Ipsen looked right at home on Sunday as he and his USA Diving teammates tested the waters of the Maas Diving Center.
Schavone can't wait until Ipsen makes his Cardinal debut, which won't include the platform right away.
"We'll hold off on the platform (his freshman year) because we don't want him to get injured (before the 2012 Olympic Trials)," Schavone said. "But, his goal is to be NCAA champion on platform." (as well as on the 1- and 3-meter boards).
"I'm sure he wants to be the best NCAA diver ever," Schavone said.
Right now, Ipsen wants to continue his steady climb among the world's best divers. The World Championships will provide him with the kind of experience he gained from the 2008 U.S. Olympic Trials as he learned to deal with his nerves in the pressure-packed competition.
"It's always nerve-wracking when you compete, but, I'm a lot more comfortable," Ipsen said. "It would have been nice to make the team . . . I set pretty high goals."
Ipsen has plenty of reasons why he should expect the best. He won the 2007 Junior Pan Am Championships on the 3-meter board and placed first at the 2006 Junior World Championships on the 1-meter board.

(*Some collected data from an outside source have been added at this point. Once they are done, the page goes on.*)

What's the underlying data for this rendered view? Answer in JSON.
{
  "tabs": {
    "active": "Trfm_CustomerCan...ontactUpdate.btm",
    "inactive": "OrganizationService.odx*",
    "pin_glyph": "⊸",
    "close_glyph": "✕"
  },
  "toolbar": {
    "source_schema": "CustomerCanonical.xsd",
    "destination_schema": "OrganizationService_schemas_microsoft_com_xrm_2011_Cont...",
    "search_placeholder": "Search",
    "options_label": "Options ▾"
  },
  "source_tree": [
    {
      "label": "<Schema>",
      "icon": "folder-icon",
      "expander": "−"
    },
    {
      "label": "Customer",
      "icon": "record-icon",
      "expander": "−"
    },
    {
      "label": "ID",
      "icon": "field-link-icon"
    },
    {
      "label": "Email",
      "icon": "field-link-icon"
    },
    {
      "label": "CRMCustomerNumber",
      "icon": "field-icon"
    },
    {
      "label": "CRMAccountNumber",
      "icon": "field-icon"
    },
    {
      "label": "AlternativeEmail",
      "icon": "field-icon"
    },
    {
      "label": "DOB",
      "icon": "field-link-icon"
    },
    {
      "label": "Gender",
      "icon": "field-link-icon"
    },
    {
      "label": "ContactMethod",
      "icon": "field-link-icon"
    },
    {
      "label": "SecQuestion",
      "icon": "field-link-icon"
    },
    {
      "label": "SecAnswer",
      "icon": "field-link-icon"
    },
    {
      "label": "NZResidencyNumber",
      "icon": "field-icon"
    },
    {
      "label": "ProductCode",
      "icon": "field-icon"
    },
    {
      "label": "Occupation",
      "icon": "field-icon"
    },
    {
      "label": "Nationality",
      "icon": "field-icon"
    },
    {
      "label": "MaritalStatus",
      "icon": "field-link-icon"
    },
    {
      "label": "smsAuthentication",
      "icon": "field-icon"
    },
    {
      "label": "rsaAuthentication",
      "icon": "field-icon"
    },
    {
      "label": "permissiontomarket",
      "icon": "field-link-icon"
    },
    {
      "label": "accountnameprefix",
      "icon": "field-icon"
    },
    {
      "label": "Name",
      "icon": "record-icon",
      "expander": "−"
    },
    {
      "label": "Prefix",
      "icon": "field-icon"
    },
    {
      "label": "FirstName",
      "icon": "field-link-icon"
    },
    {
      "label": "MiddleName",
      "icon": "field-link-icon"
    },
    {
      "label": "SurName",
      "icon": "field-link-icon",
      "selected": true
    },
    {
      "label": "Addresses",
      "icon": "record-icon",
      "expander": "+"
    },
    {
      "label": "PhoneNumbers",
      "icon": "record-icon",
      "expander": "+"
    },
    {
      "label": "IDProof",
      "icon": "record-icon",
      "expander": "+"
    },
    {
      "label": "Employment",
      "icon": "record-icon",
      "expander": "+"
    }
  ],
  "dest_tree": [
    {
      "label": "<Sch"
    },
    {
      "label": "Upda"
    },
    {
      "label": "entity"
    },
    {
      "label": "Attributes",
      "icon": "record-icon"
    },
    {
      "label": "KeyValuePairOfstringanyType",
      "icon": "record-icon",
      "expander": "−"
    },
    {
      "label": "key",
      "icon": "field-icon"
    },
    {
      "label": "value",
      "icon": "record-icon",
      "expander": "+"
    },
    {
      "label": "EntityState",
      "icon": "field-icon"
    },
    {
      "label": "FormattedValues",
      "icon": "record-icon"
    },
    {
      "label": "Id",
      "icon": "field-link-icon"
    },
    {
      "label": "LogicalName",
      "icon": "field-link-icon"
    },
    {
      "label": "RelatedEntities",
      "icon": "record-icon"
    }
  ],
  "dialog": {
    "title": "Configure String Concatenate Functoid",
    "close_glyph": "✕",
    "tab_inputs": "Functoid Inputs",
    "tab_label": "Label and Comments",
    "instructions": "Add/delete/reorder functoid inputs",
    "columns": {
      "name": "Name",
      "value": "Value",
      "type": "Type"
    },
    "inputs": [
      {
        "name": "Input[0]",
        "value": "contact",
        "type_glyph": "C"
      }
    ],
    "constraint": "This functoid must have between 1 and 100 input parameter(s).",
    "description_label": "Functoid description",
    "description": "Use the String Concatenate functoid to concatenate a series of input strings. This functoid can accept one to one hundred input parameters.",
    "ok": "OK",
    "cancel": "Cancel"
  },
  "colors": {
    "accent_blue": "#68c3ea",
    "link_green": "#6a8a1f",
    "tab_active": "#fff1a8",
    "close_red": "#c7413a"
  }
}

Ipsen has traveled to China, Italy and Germany and gained a wealth of experience from the veteran Dumais while the two have elevated themselves as this country's top synchro diving team.
"My own personal drive toward perfection keeps me going," Ipsen said. "When something is wrong at practice with one of my dives, I get extremely frustrated and won't be able to get out of the pool until it is fixed.
"I love the adrenaline rush that I get when I am in the competition. Competing against different countries and going to different places around the world is the most fun part of my sport. Diving has influenced my life through all of the people I have met all around the world and all of the amazing places and adventures I have seen and had because of it."
The trip to the World Championships in Shanghai is just another grand experience for Ipsen, who hopes he can add London to that list in 2012.